Ivy Taylor just made history. The Yale grad won a hard-fought race to become the first Black mayor of San Antonio, Texas, the seventh largest municipality in the U.S. and a majority Hispanic city.
After being appointed interim mayor last summer when Julian Castro left to become President Obama’s Secretary of Housing and Urban Development, Taylor won a close runoff election against former state Senator Leticia Van de Putte. According to reports, Taylor tacked to the Right and was able to cobble together 52 percent of the vote by appealing to both African-Americans and white conservatives.
Born and raised in Queens, New York, Taylor earned a Bachelor’s degree from Yale, and a Master’s Degree in City Planning from the University of North Carolina at Chapel Hill.
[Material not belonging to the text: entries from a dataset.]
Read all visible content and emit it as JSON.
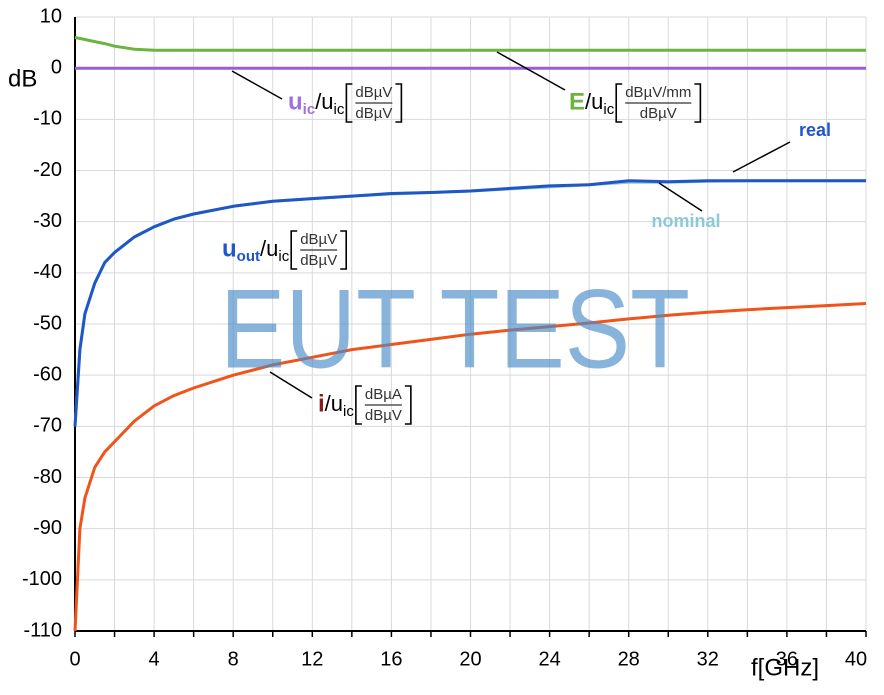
{
  "chart_data": {
    "type": "line",
    "ylabel": "dB",
    "xlabel": "f[GHz]",
    "watermark": "EUT TEST",
    "x": [
      0,
      0.25,
      0.5,
      1,
      1.5,
      2,
      3,
      4,
      5,
      6,
      8,
      10,
      12,
      14,
      16,
      18,
      20,
      22,
      24,
      26,
      28,
      30,
      32,
      34,
      36,
      38,
      40
    ],
    "xlim": [
      0,
      40
    ],
    "ylim": [
      -110,
      10
    ],
    "xticks": [
      0,
      4,
      8,
      12,
      16,
      20,
      24,
      28,
      32,
      36,
      40
    ],
    "xminorticks": [
      2,
      6,
      10,
      14,
      18,
      22,
      26,
      30,
      34,
      38
    ],
    "yticks": [
      10,
      0,
      -10,
      -20,
      -30,
      -40,
      -50,
      -60,
      -70,
      -80,
      -90,
      -100,
      -110
    ],
    "grid": true,
    "series": [
      {
        "color": "#9b5de0",
        "values": [
          0,
          0,
          0,
          0,
          0,
          0,
          0,
          0,
          0,
          0,
          0,
          0,
          0,
          0,
          0,
          0,
          0,
          0,
          0,
          0,
          0,
          0,
          0,
          0,
          0,
          0,
          0
        ]
      },
      {
        "color": "#6db33f",
        "values": [
          6,
          5.8,
          5.6,
          5.2,
          4.8,
          4.3,
          3.7,
          3.5,
          3.5,
          3.5,
          3.5,
          3.5,
          3.5,
          3.5,
          3.5,
          3.5,
          3.5,
          3.5,
          3.5,
          3.5,
          3.5,
          3.5,
          3.5,
          3.5,
          3.5,
          3.5,
          3.5
        ]
      },
      {
        "name": "nominal",
        "color": "#8cc9d8",
        "values": [
          -70,
          -55,
          -48,
          -42,
          -38,
          -36,
          -33,
          -31,
          -29.5,
          -28.5,
          -27,
          -26,
          -25.5,
          -25,
          -24.6,
          -24.3,
          -24,
          -23.6,
          -23.2,
          -22.8,
          -22.3,
          -22.3,
          -22.1,
          -22,
          -22,
          -22,
          -22
        ]
      },
      {
        "name": "real",
        "color": "#1f56c8",
        "values": [
          -70,
          -55,
          -48,
          -42,
          -38,
          -36,
          -33,
          -31,
          -29.5,
          -28.5,
          -27,
          -26,
          -25.5,
          -25,
          -24.5,
          -24.3,
          -24,
          -23.5,
          -23,
          -22.8,
          -22,
          -22.2,
          -22,
          -22,
          -22,
          -22,
          -22
        ]
      },
      {
        "color": "#f0541a",
        "values": [
          -110,
          -90,
          -84,
          -78,
          -75,
          -73,
          -69,
          -66,
          -64,
          -62.5,
          -60,
          -58,
          -56.5,
          -55,
          -54,
          -53,
          -52,
          -51.2,
          -50.5,
          -49.8,
          -49,
          -48.3,
          -47.7,
          -47.2,
          -46.8,
          -46.4,
          -46
        ]
      }
    ],
    "annotations": [
      {
        "symbol": "u",
        "symbol_sub": "ic",
        "color": "#a070e0",
        "ref": "/u",
        "ref_sub": "ic",
        "num": "dBµV",
        "den": "dBµV"
      },
      {
        "symbol": "E",
        "color": "#6db33f",
        "ref": "/u",
        "ref_sub": "ic",
        "num": "dBµV/mm",
        "den": "dBµV"
      },
      {
        "symbol": "u",
        "symbol_sub": "out",
        "color": "#1f56c8",
        "ref": "/u",
        "ref_sub": "ic",
        "num": "dBµV",
        "den": "dBµV"
      },
      {
        "symbol": "i",
        "color": "#8b1a1a",
        "ref": "/u",
        "ref_sub": "ic",
        "num": "dBµA",
        "den": "dBµV"
      }
    ]
  }
}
During grad school, Taylor moved to San Antonio for an internship and met her future husband. She decided to stay in the city and worked for the Housing and Community Development Department and the Neighborhood Action Department. Before being elected mayor, Taylor served on the city council, advocating for low taxes, smart government, and economic development.
Taylor’s win surprised many in the staunchly Democrat city. Although the race was non-partisan, many in the Republican camp cheered her win and what it may signal for the city’s future.
“It’s a new day in San Antonio,” Taylor strategist Josh Robinson said after her win. “The old way of doing things didn’t work anymore.”
In her victory speech, Taylor thanked her supporters and told them she was eager to dive into her new role.
“Do you realize we have defeated a political machine?” she said. “The work starts on Monday at City Hall. We come together now as a city.”